获取 REST API 的请求响应错误

Question

I have built an API and app that uses that API. When I POST method via Postman, it works fine, but when I try fetching it via app, I get a bad request 400 status response. What am I doing wrong?

Here is my JavaScript code:

const myForm = document.getElementById('loginForm');

myForm.addEventListener('submit', function(e) {
  e.preventDefault();

  const url = 'https://thawing-peak-69345.herokuapp.com/api/auth';

  const myHeaders = new Headers();
  myHeaders.append('Accept', 'application/json, text/html, */* ');
  myHeaders.append('Content-Type', 'application/json, charset=utf-8')


  const formData = {
    email: this.email.value,
    password: this.password.value
  };


  console.log(formData);

  const fetchOptions = {
    method: 'POST',
    mode: 'no-cors',
    cache: 'no-cache',
    headers: myHeaders,
    body: JSON.stringify(formData)
  };

  fetch(url, fetchOptions)
    .then(res => res.json())
    .then(res => console.log(res))
    .catch(err => console.log(err))

})

Request

Response

Headers request :

Headers response :

Answer 1

You said:

 mode: 'no-cors',

This is a declaration that you are not doing anything that requires permission be granted with CORS. If you try to do anything that does need permission, it will be silently ignored.

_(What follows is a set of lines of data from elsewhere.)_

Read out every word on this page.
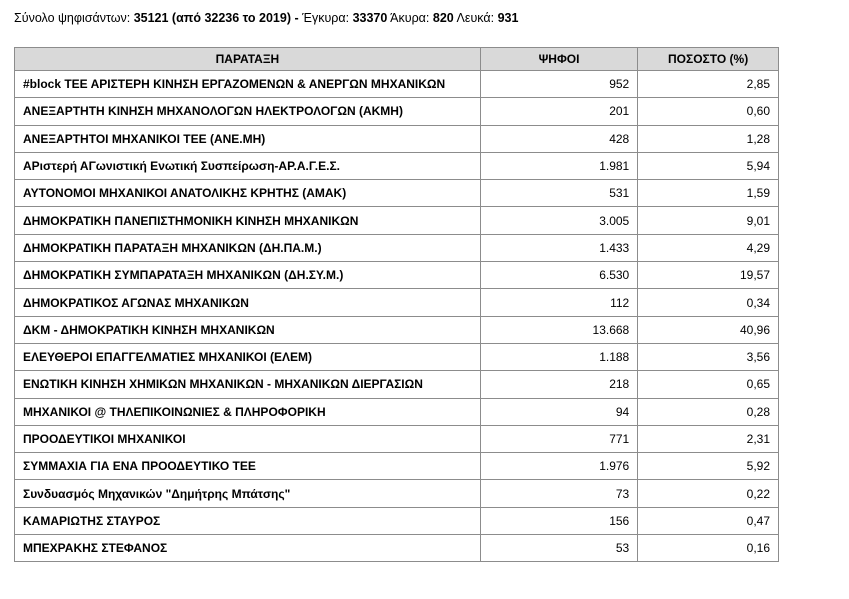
Σύνολο ψηφισάντων: 35121 (από 32236 το 2019) - Έγκυρα: 33370 Άκυρα: 820 Λευκά: 931
ΠΑΡΑΤΑΞΗ	ΨΗΦΟΙ	ΠΟΣΟΣΤΟ (%)
#block ΤΕΕ ΑΡΙΣΤΕΡΗ ΚΙΝΗΣΗ ΕΡΓΑΖΟΜΕΝΩΝ & ΑΝΕΡΓΩΝ ΜΗΧΑΝΙΚΩΝ	952	2,85
ΑΝΕΞΑΡΤΗΤΗ ΚΙΝΗΣΗ ΜΗΧΑΝΟΛΟΓΩΝ ΗΛΕΚΤΡΟΛΟΓΩΝ (ΑΚΜΗ)	201	0,60
ΑΝΕΞΑΡΤΗΤΟΙ ΜΗΧΑΝΙΚΟΙ ΤΕΕ (ΑΝΕ.ΜΗ)	428	1,28
ΑΡιστερή ΑΓωνιστική Ενωτική Συσπείρωση-ΑΡ.Α.Γ.Ε.Σ.	1.981	5,94
ΑΥΤΟΝΟΜΟΙ ΜΗΧΑΝΙΚΟΙ ΑΝΑΤΟΛΙΚΗΣ ΚΡΗΤΗΣ (ΑΜΑΚ)	531	1,59
ΔΗΜΟΚΡΑΤΙΚΗ ΠΑΝΕΠΙΣΤΗΜΟΝΙΚΗ ΚΙΝΗΣΗ ΜΗΧΑΝΙΚΩΝ	3.005	9,01
ΔΗΜΟΚΡΑΤΙΚΗ ΠΑΡΑΤΑΞΗ ΜΗΧΑΝΙΚΩΝ (ΔΗ.ΠΑ.Μ.)	1.433	4,29
ΔΗΜΟΚΡΑΤΙΚΗ ΣΥΜΠΑΡΑΤΑΞΗ ΜΗΧΑΝΙΚΩΝ (ΔΗ.ΣΥ.Μ.)	6.530	19,57
ΔΗΜΟΚΡΑΤΙΚΟΣ ΑΓΩΝΑΣ ΜΗΧΑΝΙΚΩΝ	112	0,34
ΔΚΜ - ΔΗΜΟΚΡΑΤΙΚΗ ΚΙΝΗΣΗ ΜΗΧΑΝΙΚΩΝ	13.668	40,96
ΕΛΕΥΘΕΡΟΙ ΕΠΑΓΓΕΛΜΑΤΙΕΣ ΜΗΧΑΝΙΚΟΙ (ΕΛΕΜ)	1.188	3,56
ΕΝΩΤΙΚΗ ΚΙΝΗΣΗ ΧΗΜΙΚΩΝ ΜΗΧΑΝΙΚΩΝ - ΜΗΧΑΝΙΚΩΝ ΔΙΕΡΓΑΣΙΩΝ	218	0,65
ΜΗΧΑΝΙΚΟΙ @ ΤΗΛΕΠΙΚΟΙΝΩΝΙΕΣ & ΠΛΗΡΟΦΟΡΙΚΗ	94	0,28
ΠΡΟΟΔΕΥΤΙΚΟΙ ΜΗΧΑΝΙΚΟΙ	771	2,31
ΣΥΜΜΑΧΙΑ ΓΙΑ ΕΝΑ ΠΡΟΟΔΕΥΤΙΚΟ ΤΕΕ	1.976	5,92
Συνδυασμός Μηχανικών "Δημήτρης Μπάτσης"	73	0,22
ΚΑΜΑΡΙΩΤΗΣ ΣΤΑΥΡΟΣ	156	0,47
ΜΠΕΧΡΑΚΗΣ ΣΤΕΦΑΝΟΣ	53	0,16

 myHeaders.append( 'Content-Type', 'application/json, charset=utf-8')

Setting the Content-Type header to a value not supported by the HTML form element's type attribute requires permission from CORS. application/json is not such a value.

Consequently, the request is sent as text/plain .

Since it isn't marked as being JSON, the server throws a 400 error.

You need to:

• Remove mode: 'no-cors',
• Make sure that the service you are making the request to will use CORS to grant you permission (or to use a service on the same origin as the request).